Hopefully this will give you a starting point to begin generating the sorts of matrices you want using vectorized operations.
If you have enough constraints, exploring all possible matrices could be attempted:
// Explore all possibilities starting at POSITION (0..P-1)
explore(int position)
{
// Check if one or more constraints can't be verified anymore with
// all values currently set.
invalid = ...;
if (invalid) return;
// Do we have a solution?
if (position >= p)
{
// print the matrix
return;
}
// Set one more value and continue exploring
for (int value=0;value<2;value++)
{ matrix[position] = value; explore(position+1); }
}
If the number of constraints is low, this approach will take too much time.
In this case, for the kind of constraints you gave as examples, simulated annealing may be a good solution.
You must design an energy function, high when all constraints are met.

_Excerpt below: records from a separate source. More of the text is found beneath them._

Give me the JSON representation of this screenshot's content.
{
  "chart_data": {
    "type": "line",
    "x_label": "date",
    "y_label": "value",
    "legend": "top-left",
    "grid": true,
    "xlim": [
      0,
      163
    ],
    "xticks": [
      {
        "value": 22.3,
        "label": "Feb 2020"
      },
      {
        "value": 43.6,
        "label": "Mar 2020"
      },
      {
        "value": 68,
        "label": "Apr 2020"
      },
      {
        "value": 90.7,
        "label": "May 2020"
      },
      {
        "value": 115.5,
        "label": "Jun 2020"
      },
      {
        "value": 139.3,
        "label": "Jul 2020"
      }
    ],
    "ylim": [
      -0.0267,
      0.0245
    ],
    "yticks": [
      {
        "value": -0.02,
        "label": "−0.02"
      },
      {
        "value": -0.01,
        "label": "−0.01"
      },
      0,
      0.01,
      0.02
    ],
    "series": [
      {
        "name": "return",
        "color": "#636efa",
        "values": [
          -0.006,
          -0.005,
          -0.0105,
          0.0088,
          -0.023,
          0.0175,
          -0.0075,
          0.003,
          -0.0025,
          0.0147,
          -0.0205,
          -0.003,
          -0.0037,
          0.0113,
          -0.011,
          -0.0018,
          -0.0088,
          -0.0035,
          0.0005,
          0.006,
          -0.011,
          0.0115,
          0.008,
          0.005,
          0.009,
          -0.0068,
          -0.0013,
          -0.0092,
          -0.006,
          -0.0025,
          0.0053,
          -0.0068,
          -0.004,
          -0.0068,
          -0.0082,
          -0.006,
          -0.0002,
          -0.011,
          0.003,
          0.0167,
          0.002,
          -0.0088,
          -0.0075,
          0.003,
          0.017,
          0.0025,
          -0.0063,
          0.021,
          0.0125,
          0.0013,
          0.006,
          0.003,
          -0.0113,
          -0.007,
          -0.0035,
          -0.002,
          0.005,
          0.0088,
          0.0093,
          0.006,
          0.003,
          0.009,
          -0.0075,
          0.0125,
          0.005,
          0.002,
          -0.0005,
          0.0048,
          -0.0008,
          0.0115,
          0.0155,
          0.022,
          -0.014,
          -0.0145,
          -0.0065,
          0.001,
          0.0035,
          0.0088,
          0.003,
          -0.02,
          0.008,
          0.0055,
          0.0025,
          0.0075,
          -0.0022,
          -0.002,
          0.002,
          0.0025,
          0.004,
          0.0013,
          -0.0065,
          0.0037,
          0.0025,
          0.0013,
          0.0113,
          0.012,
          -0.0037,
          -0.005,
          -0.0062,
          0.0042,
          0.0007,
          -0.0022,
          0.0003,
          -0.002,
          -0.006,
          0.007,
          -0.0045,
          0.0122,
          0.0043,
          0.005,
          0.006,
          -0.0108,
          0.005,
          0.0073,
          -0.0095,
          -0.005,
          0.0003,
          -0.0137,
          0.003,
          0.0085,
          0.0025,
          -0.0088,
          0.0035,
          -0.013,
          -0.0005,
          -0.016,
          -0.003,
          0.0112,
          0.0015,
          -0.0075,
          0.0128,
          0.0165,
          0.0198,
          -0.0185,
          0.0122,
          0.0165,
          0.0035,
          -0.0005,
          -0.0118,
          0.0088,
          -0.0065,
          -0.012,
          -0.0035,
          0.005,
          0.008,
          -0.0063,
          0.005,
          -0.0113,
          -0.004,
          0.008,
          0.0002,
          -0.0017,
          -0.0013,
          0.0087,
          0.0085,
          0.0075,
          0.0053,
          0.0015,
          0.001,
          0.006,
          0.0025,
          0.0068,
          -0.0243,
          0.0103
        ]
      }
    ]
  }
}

That would be something like that:
Generate a random matrix
Compute energy E0
Change one cell
Compute energy E1
If E1>E0, or E0-E1 is smaller than f(temperature), keep it, otherwise reverse the move
Update temperature, and goto 2 unless stop criterion is reached
If all the contraints relate to columns (as is the case in the question), then you can find all possible valid columns and check that each column in the matrix is in this set. (i.e. when you consider each column independently, you reduce the number of possibilities a lot.)
I might be way off here, but I remember doing something similar once with some genetic algorithm.

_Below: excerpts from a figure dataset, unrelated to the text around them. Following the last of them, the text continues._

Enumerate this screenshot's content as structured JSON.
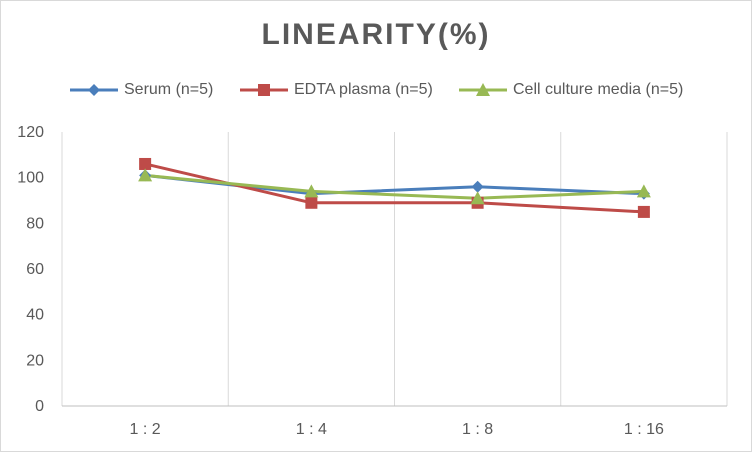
{
  "chart_data": {
    "type": "line",
    "title": "LINEARITY(%)",
    "categories": [
      "1:2",
      "1:4",
      "1:8",
      "1:16"
    ],
    "ylim": [
      0,
      120
    ],
    "yticks": [
      0,
      20,
      40,
      60,
      80,
      100,
      120
    ],
    "grid": "vertical",
    "legend_position": "top",
    "series": [
      {
        "name": "Serum (n=5)",
        "values": [
          101,
          93,
          96,
          93
        ],
        "color": "#4a7ebb",
        "marker": "diamond"
      },
      {
        "name": "EDTA plasma (n=5)",
        "values": [
          106,
          89,
          89,
          85
        ],
        "color": "#be4b48",
        "marker": "square"
      },
      {
        "name": "Cell culture media (n=5)",
        "values": [
          101,
          94,
          91,
          94
        ],
        "color": "#98b954",
        "marker": "triangle"
      }
    ]
  }
}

Check out pseudo boolean constraints (also called 0-1 integer programming).
This is virtually impossible if your constraint set is complex enough. You might try to use a stochastic optimizer, like simulated annealing, particle swarm optimization, or a genetic algorithm to find a feasible solution.
However, if you can generate one (non-random) solution to such a problem, then often you can generate others by random permutations made to the existing solution.